Emotional arousal is expressed through a number of channels such as facial expressions, word usage, and prosodic features of the voice (e.g. fundamental frequency; for a more detailed description and empirical findings concerning the CPME; please see Scherer, 2004, 2005). Vocal fundamental frequency is an acoustic property of the human speech sound wave that can be assessed mechanically and, thus, analyzed and interpreted objectively. During phonation, the first phase of human speech production, air is released from the lungs. The outward flow of air passes over the vocal folds in the larynx, which can be positioned and flexed by muscles under voluntary control. The different levels of tension in the vocal folds lead to vibrations in the passing air (Juslin & Scherer, 2005). The lowest harmonic frequency of these patterns is called (vocal) fundamental frequency (or f0), measured in cycles per second (Hertz, Hz) over the time period of interest. Higher tension in the vocal folds corresponds to higher vibration rates and to higher f0 values (Weusthoff, Baucom, & Hahlweg, 2013). On the auditory level, perceived voice pitch is analogous to fundamental frequency, and higher f0 is perceived as a higher voice pitch (Frick, 1985).
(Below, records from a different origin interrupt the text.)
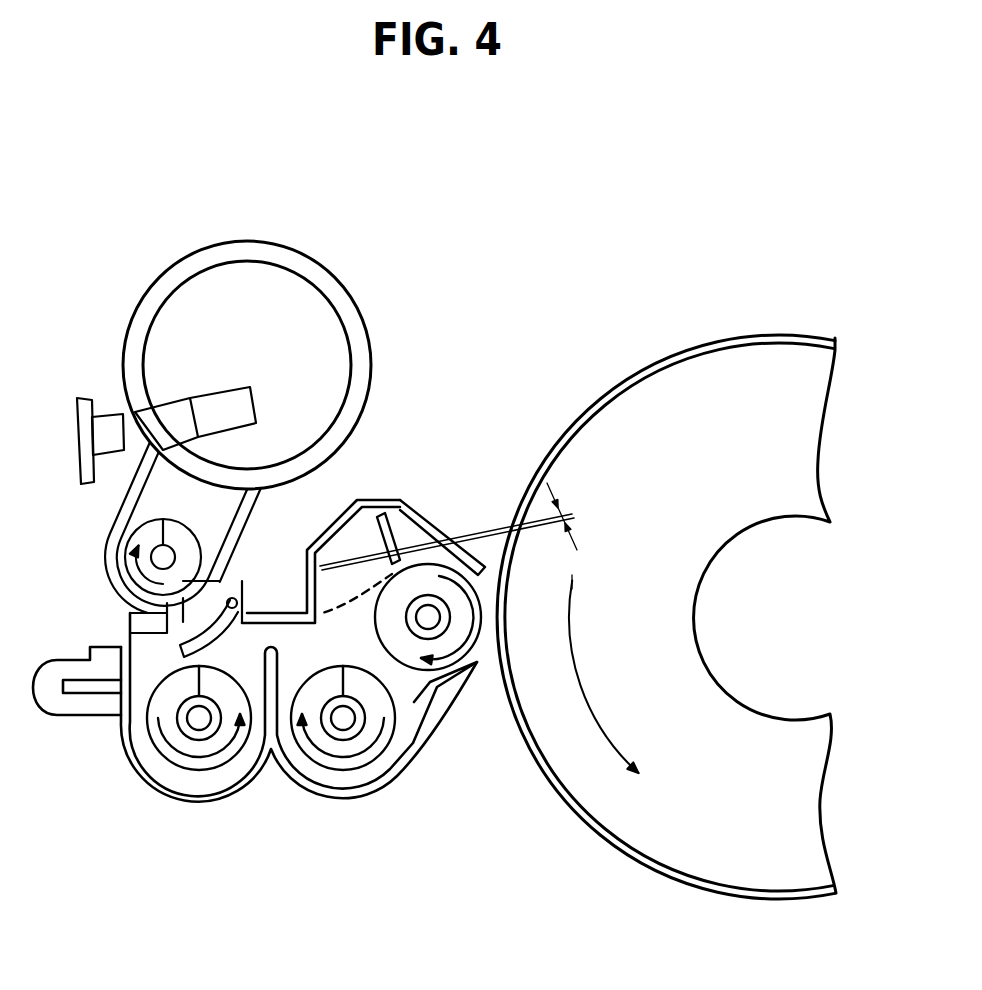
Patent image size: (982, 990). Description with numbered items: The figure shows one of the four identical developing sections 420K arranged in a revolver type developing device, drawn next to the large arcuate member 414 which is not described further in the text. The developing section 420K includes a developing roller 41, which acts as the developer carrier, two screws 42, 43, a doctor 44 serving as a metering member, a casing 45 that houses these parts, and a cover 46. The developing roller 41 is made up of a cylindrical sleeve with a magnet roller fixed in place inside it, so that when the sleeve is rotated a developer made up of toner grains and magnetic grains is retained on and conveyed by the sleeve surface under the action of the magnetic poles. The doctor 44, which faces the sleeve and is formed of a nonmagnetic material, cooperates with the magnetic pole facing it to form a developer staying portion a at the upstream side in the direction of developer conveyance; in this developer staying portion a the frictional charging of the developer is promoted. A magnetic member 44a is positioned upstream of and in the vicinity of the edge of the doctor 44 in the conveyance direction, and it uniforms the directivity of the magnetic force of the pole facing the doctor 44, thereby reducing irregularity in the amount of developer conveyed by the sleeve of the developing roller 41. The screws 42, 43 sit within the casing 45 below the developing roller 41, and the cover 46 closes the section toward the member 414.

The developing section 420K is at (350, 162).
The intermediate transfer belt / drum 414 is at (728, 378).
The developing roller 41 is at (425, 665).
The screw 42 is at (343, 772).
The screw 43 is at (199, 772).
The doctor 44 is at (405, 498).
The magnetic member 44a is at (347, 557).
The casing 45 is at (127, 745).
The cover 46 is at (448, 541).
The developer staying portion a is at (343, 615).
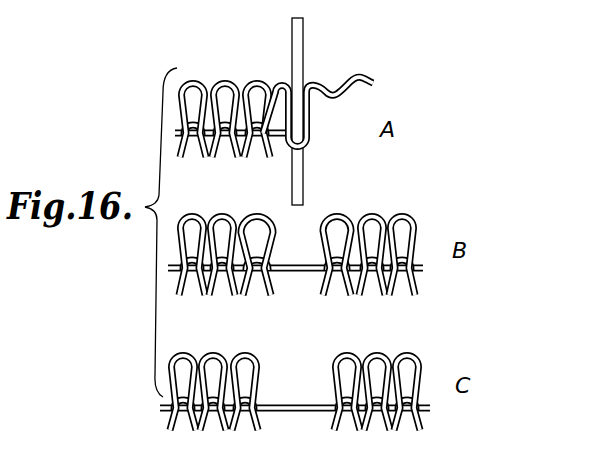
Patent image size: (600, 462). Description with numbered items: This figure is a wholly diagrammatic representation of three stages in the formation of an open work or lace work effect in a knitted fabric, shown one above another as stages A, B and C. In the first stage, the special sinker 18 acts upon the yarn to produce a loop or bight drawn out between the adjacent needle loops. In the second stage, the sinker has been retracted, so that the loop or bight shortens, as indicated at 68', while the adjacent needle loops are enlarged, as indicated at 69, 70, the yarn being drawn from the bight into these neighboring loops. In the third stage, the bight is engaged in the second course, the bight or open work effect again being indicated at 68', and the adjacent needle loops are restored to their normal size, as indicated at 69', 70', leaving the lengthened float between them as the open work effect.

Emotions and emotional arousal displayed in the human voice (Busso, Lee, & Narayanan, 2009) seem to be an especially flexible tool in passing on information about an individual’s result of appraisal (e.g. in the case of sensing danger in one’s environment; Juslin & Laukka, 2003). Since the human voice is one of the sounds most often experienced by human beings in life (Belin, Zatorre, & Ahad, 2002), it is very useful in studying human interactions per se, and especially important in psychological research as it provides a continuous stream of information that is interpreted and acted upon by both interaction partners.

Weusthoff, Baucom, and Hahlweg (2013) aimed to clarify what forms of information are encoded in f0 during naturalistic dyadic interactions and to investigate whether f0 provides a valid form of assessment of emotional arousal. F0 range is a specific index of f0 calculated as the difference between an individual’s maximum and minimum f0 score during a time period of interest. During couple conflict discussions, f0 range and its concurrent links to other well-established indices of emotional arousal (cardiovascular and endocrine), and other important aspects of couple functioning (self-reported and observed communication behavior) were investigated. The sample consisted of N = 67 severely distressed, heterosexual German couples participating in couple-relationship education (namely, EPL – Ein Partnerschaftliches Lernprogramm; Hahlweg, Markman, Thurmaier, Engl, & Eckert, 1998).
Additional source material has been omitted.